Lydia, paquete que servia a linha Southampton, Rio de Janeiro, Buenos Aires,
tinha ancorado no Tejo por algumas horas. O sol-poente punha cores e sombras
nas duas margens, na água do largo rio, na cidade de relevo bastante desigual
por estar assente sobre colinas.
Todos os passageiros do Lydia desembarcaram. A maior parte,
somente em escala, deveriam abandonar Lisboa ao amanhecer. Eram os mais apressados.
Uma multidão de
carregadores-descarregadores, vendedores de recordações, guias e motoristas de
táxis chamavam-nos em altos gritos, com grandes sorrisos e gestos. Entre estes
homens de pequena estatura, corpo e rosto de uma mobilidade extrema, muito morenos,
cheios de movimento e amabilidade, Antoine, alto, de ombros largos, maxilares
pesados e olhar imóvel, fumava em silêncio, apoiado à capota do seu táxi.
Nunca ia à caça de clientes. Não se
interessava muito por dinheiro e possuía um grande sentido de dignidade. Nem
por isso tinha menos trabalho, especialmente de estrangeiros. O seu aspecto
calmo atraía-os, bem como a etiqueta que colara no vidro, onde se lia: English spoken.
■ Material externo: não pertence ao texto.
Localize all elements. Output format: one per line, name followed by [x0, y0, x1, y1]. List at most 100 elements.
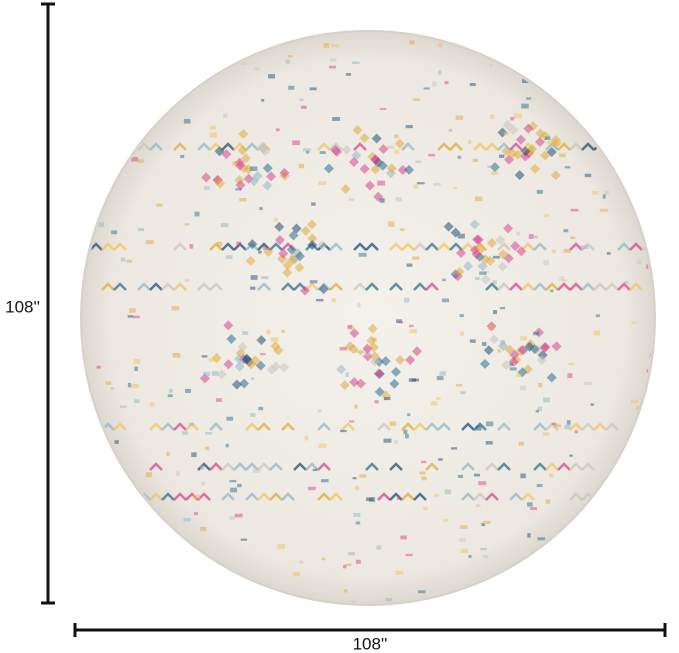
pattern-stroke [352, 61, 360, 65]
pattern-stroke [425, 282, 439, 291]
pattern-stroke [89, 492, 103, 501]
pattern-stroke [89, 142, 103, 151]
pattern-stroke [129, 593, 134, 599]
pattern-stroke [317, 462, 331, 471]
pattern-stroke [604, 48, 611, 52]
pattern-stroke [101, 242, 115, 251]
pattern-stroke [104, 97, 109, 103]
pattern-stroke [176, 471, 180, 476]
pattern-stroke [306, 150, 310, 154]
pattern-stroke [221, 492, 235, 501]
pattern-stroke [378, 144, 389, 155]
pattern-stroke [448, 598, 455, 601]
pattern-stroke [394, 149, 400, 154]
pattern-stroke [96, 365, 101, 369]
pattern-stroke [339, 346, 348, 351]
pattern-stroke [136, 46, 143, 50]
pattern-stroke [503, 223, 514, 234]
pattern-stroke [473, 142, 487, 151]
pattern-stroke [238, 579, 245, 584]
pattern-stroke [321, 557, 326, 561]
pattern-stroke [355, 378, 366, 389]
pattern-stroke [423, 87, 430, 90]
pattern-stroke [131, 383, 139, 389]
pattern-stroke [646, 141, 652, 146]
pattern-stroke [266, 364, 277, 375]
pattern-stroke [345, 563, 352, 566]
pattern-stroke [223, 320, 234, 331]
pattern-stroke [640, 167, 647, 170]
pattern-stroke [492, 280, 497, 285]
pattern-stroke [128, 131, 133, 135]
pattern-stroke [189, 243, 194, 249]
pattern-stroke [507, 595, 513, 598]
pattern-stroke [521, 103, 529, 109]
pattern-stroke [126, 259, 133, 263]
pattern-stroke [542, 432, 550, 436]
pattern-stroke [263, 245, 268, 251]
pattern-stroke [419, 471, 426, 475]
pattern-stroke [257, 462, 271, 471]
pattern-stroke [105, 381, 112, 385]
pattern-stroke [469, 339, 476, 343]
pattern-stroke [237, 483, 242, 488]
pattern-stroke [369, 356, 380, 367]
pattern-stroke [374, 400, 379, 404]
pattern-stroke [457, 233, 465, 239]
pattern-stroke [192, 494, 201, 500]
pattern-stroke [357, 302, 361, 308]
pattern-stroke [581, 462, 595, 471]
pattern-stroke [641, 142, 653, 151]
pattern-stroke [536, 189, 543, 194]
pattern-stroke [495, 235, 506, 246]
pattern-stroke [500, 340, 506, 345]
pattern-stroke [194, 511, 198, 516]
pattern-stroke [395, 570, 404, 575]
pattern-stroke [223, 113, 228, 119]
pattern-stroke [270, 337, 279, 342]
pattern-stroke [380, 356, 391, 367]
pattern-stroke [209, 242, 223, 251]
pattern-stroke [399, 228, 405, 232]
pattern-stroke [580, 245, 589, 249]
pattern-stroke [514, 170, 525, 181]
pattern-stroke [311, 202, 316, 206]
pattern-stroke [349, 377, 360, 388]
pattern-stroke [299, 560, 304, 564]
pattern-stroke [593, 330, 601, 336]
pattern-stroke [455, 384, 463, 387]
pattern-stroke [397, 164, 408, 175]
pattern-stroke [343, 564, 347, 569]
pattern-stroke [432, 81, 437, 87]
pattern-stroke [304, 435, 309, 441]
pattern-stroke [281, 282, 295, 291]
pattern-stroke [336, 364, 347, 375]
pattern-stroke [209, 282, 223, 291]
pattern-stroke [543, 213, 550, 217]
pattern-stroke [270, 341, 281, 352]
pattern-stroke [551, 422, 557, 426]
pattern-stroke [405, 553, 413, 557]
pattern-stroke [377, 180, 385, 186]
pattern-stroke [478, 481, 487, 486]
pattern-stroke [566, 420, 571, 425]
pattern-stroke [203, 371, 211, 377]
pattern-stroke [433, 183, 441, 186]
pattern-stroke [551, 341, 562, 352]
pattern-stroke [444, 489, 452, 495]
pattern-stroke [460, 331, 464, 336]
pattern-stroke [437, 242, 451, 251]
pattern-stroke [605, 422, 619, 431]
pattern-stroke [278, 248, 289, 259]
pattern-stroke [397, 495, 401, 500]
pattern-stroke [421, 460, 427, 464]
height-dimension: 108'' [5, 2, 55, 605]
pattern-stroke [460, 525, 468, 529]
pattern-stroke [197, 142, 211, 151]
pattern-stroke [234, 160, 245, 171]
pattern-stroke [317, 422, 331, 431]
pattern-stroke [427, 601, 431, 603]
pattern-stroke [329, 282, 343, 291]
pattern-stroke [617, 578, 621, 584]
Quando a primeira onda de passageiros
sem bagagem chegou ao cais e à cidade, os que não iam para além de Lisboa
começaram a desembarcar.
Um oficial do navio aproxima-se de Antoine
e pergunta-lhe:
- Sabe realmente
inglês, amigo?
- Não sou um amigo,
e quando prometo cumpro - diz Antoine.
O oficial era muito novo. Corou um
pouco e julgou-se obrigado a explicar:
- É para uma
passageira que nunca saiu do nosso país… Compreende.
- Compreendo muito
bem -
diz Antoine.
Agarrou numa mala transportada por dois
carregadores e, com um golpe de rins, colocou-a sobre o tejadilho do táxi. Num
dos lados da mala estava pintado o nome de Kathleen Dinver.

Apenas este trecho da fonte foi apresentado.